As regulatory expectations, data complexity, and emerging technologies evolve, risk management in banking is undergoing a fundamental transformation. This article is a deep dive into Predictive Risk Management, part of the “Future of Risk in Banking” Whitepaper, covering more on how traditional risk management techniques are forced to (and already are) changing. We explore what defines the effective risk manager of tomorrow, and the critical achievements to future-proof their risk functions.
Modernizing the risk cycle: A strategic shift in progress
Banks are modernizing risk management in response to growing geopolitical, economic, and regulatory pressures. While the shift towards predictive, technology-enabled approaches is underway, some institutions are still in the foundational phase.
This change aims to accelerate identification of relevant risk events, assess their impacts efficiently, and enable prompt and effective responses. Additionally, it is essential to reduce costs on a per-task basis and ensure process scalability to drive cost optimization.
Central to this evolution is the transformation of each aspect of the risk management cycle — Identification, Measurement, Monitoring, Control and Reporting. Banks are working to enhance each stage using automation, analytics, and digital tools, aiming to move from static to dynamic, forward-looking capabilities.
Reliable data from integrated systems are one core prerequisite, which is why data management and infrastructure must evolve. Without high-quality inputs, advanced tools and data-driven modelling, it isn’t possible to deliver meaningful insights. Another relevant aspect for the risk management of the future, is the agile mindset of the risk managers: being able to change perspective, react quickly, and anticipate changes in the markets operated in a forward looking way with the aim to identify threats – and maybe even opportunities - to the plan as early as possible.
While the CRO function should continue to be focused on regulatory compliance, they are leading efforts to reposition risk as a strategic function.
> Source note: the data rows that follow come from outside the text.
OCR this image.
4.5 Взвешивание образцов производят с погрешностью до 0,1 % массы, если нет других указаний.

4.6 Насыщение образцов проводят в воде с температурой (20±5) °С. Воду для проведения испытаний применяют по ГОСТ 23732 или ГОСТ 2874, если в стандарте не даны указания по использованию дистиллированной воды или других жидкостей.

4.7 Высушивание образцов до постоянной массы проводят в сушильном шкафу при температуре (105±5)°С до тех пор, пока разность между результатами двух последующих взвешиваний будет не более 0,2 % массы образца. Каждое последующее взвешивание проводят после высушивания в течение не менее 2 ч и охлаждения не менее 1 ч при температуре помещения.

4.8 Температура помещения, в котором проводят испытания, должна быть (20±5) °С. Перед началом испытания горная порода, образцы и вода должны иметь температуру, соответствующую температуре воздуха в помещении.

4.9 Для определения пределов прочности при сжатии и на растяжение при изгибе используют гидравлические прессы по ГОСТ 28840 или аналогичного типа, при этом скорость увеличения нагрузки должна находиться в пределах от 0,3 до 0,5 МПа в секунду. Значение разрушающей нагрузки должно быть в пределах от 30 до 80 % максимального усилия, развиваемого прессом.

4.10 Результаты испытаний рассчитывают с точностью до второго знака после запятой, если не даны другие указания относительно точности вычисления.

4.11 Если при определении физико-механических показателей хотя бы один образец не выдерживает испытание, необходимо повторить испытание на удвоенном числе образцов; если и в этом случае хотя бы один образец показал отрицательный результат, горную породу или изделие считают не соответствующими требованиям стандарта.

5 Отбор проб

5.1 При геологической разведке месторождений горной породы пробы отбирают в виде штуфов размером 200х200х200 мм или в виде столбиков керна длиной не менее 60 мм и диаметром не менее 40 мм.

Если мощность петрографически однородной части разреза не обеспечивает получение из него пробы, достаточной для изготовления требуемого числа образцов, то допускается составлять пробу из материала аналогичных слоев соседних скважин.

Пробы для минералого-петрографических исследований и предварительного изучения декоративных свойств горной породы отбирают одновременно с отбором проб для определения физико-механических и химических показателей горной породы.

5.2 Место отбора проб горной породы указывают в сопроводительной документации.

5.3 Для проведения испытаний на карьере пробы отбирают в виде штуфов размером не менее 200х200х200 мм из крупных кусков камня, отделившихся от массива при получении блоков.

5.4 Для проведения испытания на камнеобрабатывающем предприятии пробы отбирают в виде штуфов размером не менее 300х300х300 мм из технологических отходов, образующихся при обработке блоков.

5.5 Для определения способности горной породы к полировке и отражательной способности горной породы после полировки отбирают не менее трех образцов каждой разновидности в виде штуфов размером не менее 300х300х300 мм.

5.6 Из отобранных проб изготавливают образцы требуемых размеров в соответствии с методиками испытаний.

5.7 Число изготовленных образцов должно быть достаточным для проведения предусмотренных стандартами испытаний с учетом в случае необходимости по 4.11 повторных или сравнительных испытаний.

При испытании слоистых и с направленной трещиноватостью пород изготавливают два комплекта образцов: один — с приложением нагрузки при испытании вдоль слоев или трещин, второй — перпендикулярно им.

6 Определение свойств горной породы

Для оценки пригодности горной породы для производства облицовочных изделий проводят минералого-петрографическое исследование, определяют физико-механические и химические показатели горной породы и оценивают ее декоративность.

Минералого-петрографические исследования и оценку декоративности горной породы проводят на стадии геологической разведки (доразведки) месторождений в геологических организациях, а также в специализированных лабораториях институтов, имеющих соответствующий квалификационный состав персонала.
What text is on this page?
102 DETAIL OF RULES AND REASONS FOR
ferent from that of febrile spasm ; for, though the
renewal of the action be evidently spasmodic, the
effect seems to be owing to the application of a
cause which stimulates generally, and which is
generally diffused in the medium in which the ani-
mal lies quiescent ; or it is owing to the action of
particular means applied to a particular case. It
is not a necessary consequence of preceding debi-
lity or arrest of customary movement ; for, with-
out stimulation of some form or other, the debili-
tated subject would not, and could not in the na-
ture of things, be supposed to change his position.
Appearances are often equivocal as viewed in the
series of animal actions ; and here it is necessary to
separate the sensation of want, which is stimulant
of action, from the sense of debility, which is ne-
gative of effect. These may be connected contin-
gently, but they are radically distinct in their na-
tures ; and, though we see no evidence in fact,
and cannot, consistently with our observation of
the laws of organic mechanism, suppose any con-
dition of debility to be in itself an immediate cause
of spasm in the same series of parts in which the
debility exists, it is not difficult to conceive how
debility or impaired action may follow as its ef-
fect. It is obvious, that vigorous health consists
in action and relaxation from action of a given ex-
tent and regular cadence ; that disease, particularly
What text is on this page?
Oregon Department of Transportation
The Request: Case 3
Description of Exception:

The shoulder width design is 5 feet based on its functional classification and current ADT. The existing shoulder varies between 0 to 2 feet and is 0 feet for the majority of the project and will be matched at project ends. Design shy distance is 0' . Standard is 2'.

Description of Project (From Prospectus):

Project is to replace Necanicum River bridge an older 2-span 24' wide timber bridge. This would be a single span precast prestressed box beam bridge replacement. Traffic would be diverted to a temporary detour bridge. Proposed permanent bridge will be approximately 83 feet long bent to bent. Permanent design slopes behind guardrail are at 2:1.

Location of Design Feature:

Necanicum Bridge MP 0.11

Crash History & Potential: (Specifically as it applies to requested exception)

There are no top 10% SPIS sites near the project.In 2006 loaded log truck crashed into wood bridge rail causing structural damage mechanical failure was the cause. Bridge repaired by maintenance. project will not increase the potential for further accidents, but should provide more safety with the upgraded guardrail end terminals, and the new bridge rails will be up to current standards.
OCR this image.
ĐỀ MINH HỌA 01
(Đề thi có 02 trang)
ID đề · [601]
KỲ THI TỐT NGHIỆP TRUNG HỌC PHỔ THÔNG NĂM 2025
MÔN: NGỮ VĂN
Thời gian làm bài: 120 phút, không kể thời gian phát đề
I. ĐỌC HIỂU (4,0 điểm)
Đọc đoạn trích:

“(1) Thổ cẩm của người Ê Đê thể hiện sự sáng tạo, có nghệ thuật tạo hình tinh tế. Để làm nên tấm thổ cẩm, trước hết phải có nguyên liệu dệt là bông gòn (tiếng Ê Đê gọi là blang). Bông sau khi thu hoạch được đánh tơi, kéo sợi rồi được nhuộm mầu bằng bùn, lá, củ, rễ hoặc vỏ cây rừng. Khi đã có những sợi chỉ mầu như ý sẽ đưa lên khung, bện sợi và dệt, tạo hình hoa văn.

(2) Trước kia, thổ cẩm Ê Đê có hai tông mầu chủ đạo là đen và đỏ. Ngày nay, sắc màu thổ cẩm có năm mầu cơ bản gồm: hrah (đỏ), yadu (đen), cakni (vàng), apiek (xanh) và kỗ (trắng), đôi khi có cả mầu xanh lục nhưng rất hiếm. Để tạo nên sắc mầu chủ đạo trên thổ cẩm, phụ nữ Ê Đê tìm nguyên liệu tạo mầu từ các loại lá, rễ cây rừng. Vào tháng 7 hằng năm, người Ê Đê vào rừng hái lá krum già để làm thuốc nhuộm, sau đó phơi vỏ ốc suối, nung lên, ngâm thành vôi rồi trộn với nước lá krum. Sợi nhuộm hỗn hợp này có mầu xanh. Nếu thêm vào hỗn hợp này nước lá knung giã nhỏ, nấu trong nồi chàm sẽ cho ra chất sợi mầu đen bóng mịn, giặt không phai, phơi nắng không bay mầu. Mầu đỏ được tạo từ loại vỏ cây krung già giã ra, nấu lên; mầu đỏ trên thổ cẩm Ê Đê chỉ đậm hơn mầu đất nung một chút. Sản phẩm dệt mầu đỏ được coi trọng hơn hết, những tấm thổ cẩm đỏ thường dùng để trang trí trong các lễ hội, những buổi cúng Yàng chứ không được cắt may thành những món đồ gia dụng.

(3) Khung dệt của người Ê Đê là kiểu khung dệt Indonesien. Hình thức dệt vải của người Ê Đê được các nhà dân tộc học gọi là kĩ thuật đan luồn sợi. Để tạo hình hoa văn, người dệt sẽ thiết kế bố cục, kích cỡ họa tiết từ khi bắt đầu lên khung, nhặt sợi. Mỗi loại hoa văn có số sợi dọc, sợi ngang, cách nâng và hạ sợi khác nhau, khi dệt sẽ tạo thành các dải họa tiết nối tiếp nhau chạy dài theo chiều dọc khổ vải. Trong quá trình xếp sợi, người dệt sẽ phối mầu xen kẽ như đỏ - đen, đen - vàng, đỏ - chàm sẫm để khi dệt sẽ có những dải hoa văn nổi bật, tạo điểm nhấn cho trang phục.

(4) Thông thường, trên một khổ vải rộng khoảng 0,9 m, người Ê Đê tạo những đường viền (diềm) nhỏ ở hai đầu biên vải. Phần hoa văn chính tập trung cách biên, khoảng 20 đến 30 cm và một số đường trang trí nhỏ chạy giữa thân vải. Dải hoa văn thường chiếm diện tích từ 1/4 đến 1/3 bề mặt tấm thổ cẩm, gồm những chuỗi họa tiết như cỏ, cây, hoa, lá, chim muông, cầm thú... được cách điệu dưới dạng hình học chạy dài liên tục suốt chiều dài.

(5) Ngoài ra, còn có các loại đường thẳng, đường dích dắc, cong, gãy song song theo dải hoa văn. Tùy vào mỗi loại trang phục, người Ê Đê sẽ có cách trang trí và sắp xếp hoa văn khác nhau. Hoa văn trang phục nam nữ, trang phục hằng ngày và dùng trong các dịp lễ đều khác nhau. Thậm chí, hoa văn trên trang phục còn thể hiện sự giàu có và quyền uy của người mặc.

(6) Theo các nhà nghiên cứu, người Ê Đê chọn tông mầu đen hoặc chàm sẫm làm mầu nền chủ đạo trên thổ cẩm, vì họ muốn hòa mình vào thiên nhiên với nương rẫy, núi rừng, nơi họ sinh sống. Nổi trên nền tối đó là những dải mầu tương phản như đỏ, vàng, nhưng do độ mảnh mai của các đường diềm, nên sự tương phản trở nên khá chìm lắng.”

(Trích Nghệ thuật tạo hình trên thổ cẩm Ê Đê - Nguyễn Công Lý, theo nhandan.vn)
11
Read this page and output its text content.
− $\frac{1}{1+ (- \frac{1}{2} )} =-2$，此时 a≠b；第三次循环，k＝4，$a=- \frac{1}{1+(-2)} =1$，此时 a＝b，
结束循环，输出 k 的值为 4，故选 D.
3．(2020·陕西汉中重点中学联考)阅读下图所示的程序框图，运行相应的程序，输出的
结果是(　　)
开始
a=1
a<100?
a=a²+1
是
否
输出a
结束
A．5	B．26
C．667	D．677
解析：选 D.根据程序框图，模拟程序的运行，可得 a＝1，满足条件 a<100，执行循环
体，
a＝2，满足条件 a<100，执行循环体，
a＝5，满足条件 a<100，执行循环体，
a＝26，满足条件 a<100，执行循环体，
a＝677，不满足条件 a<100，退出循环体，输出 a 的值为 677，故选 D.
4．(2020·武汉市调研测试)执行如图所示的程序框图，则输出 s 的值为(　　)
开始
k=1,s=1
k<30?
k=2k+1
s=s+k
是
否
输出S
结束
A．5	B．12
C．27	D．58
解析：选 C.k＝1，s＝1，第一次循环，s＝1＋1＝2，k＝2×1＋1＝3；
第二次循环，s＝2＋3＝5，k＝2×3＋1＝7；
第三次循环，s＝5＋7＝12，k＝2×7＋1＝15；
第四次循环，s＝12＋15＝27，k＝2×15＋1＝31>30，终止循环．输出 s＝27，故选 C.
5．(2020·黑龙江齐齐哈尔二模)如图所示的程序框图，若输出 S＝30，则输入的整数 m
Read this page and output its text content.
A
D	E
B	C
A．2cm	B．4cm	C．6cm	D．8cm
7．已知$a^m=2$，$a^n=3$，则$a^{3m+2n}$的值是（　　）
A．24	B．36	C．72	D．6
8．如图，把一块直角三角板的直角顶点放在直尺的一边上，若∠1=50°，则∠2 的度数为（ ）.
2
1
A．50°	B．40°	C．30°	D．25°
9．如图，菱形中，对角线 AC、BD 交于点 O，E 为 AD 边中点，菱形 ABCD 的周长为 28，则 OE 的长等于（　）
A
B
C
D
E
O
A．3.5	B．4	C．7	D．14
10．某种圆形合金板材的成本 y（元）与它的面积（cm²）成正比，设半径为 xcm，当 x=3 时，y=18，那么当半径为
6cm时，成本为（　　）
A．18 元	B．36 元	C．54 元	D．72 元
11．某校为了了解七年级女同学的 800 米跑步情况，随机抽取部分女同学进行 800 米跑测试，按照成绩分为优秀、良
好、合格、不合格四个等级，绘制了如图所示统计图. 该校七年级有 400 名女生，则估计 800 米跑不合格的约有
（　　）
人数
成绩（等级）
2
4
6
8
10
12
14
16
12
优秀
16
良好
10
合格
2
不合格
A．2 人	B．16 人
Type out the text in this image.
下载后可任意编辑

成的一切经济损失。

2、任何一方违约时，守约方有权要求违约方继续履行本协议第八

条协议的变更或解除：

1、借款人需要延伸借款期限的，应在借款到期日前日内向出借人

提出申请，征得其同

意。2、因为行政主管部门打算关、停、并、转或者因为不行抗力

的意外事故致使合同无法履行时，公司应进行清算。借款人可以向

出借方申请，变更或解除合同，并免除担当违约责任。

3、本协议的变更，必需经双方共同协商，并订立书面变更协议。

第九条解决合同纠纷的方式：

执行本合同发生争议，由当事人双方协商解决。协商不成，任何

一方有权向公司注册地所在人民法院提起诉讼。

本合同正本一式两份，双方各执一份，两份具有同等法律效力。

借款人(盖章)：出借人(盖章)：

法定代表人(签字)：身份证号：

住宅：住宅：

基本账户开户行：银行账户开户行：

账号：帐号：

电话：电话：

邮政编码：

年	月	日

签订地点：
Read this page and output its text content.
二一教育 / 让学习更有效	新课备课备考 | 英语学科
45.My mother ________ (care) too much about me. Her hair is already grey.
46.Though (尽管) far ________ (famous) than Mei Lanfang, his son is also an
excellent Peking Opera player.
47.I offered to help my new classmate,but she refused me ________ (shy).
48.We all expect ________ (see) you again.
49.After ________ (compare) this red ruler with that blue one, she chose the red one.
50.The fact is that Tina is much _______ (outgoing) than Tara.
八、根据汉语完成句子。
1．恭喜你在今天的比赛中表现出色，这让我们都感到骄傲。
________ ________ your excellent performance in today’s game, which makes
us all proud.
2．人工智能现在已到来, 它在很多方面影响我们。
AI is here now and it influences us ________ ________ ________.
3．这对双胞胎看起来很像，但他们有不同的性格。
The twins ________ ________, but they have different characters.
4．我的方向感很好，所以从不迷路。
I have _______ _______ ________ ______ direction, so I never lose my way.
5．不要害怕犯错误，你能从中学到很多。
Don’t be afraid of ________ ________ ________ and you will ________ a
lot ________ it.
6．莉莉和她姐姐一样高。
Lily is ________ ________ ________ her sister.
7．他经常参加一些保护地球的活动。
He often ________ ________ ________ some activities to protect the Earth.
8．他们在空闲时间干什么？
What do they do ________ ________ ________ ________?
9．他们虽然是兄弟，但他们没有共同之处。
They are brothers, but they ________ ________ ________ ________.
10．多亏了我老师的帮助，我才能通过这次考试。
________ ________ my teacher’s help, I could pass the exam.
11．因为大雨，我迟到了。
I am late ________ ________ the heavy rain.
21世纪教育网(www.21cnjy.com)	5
Yet progress remains uneven due to legacy systems, siloed data, and organizational inertia, and effort should be increased to unlocking the strategic potential and value generation.

The effective risk manager of tomorrow
Tomorrow's risk manager — particularly the Chief Risk Officer (CRO) — will likely operate at the intersection of advanced analytics, automation, and strategic business leadership. The profile is evolving from regulatory steward to value-adding decision enabler.
- Decision-making and modeling
- End-to-end process
- Value creation
- Employer attractiveness
Decision-making and modeling: AI and technology as a core enabler (and associated risk management)
Artificial intelligence (AI) in particular Agentic AI is becoming a core part of the risk manager’s toolkit, supporting faster, more accurate, and adaptive decision-making across risk management. Examples include:
Despite these advances, AI introduces its own risks — such as inaccuracy, biased decisions, (in particular) lack of reliability, or noncompliance — especially when based on flawed data or opaque algorithms. CROs not only deploy AI but also use their judgment and expertise to interpret and govern its outputs. Hence, building up an AI and IT risk management approach along the risk-management cycle is an important foundational priority for CROs. While various elements of managing these risks are like well-known risks of the past – further aspects (such as AI fairness, reproducibility of results, stronger linkage to players in the bank’s external ecosystem (e.g. IT partners, joint data usage across various partners)) will pose new and complex challenges.
End-to-end process management and automation
Efficiency is no longer optional in today’s competitive and regulated landscape. Risk functions are increasingly embracing end-to-end (E2E) process automation, enabling faster throughput and consistent quality.
Value creation: The expanded role of the CRO
As risk becomes a central lever in strategic decision making, the CRO’s role is expanding beyond governance to active participation in value creation – supporting business while maintaining their 2nd line of defense role:
The CRO of tomorrow must be both a guardian of stability and an architect of sustainable growth.
Employer attractiveness: A more strategic and impactful profile
The evolution of the risk function also makes it more attractive for top talent. The new risk profile is defined less by manual routines and regulatory box-ticking, and more by strategic involvement, technology use, and real-world impact.
This shift supports talent acquisition and retention by offering a compelling, future-oriented career path—particularly for technologically proficient professionals who seek influence and purpose in their work.
The road ahead: What must be achieved
Conclusion
The future of risk management is not a distant vision — it is already taking shape. Forward-looking, predictive CROs and risk leaders who embrace technological advancement, process integration, and data-enabled decisioning can transform risk from a compliance necessity into a strategic advantage. The journey requires bold investment and a reimagined mindset — but the payoff is a resilient, agile, and insight-driven risk function ready for the challenges of tomorrow.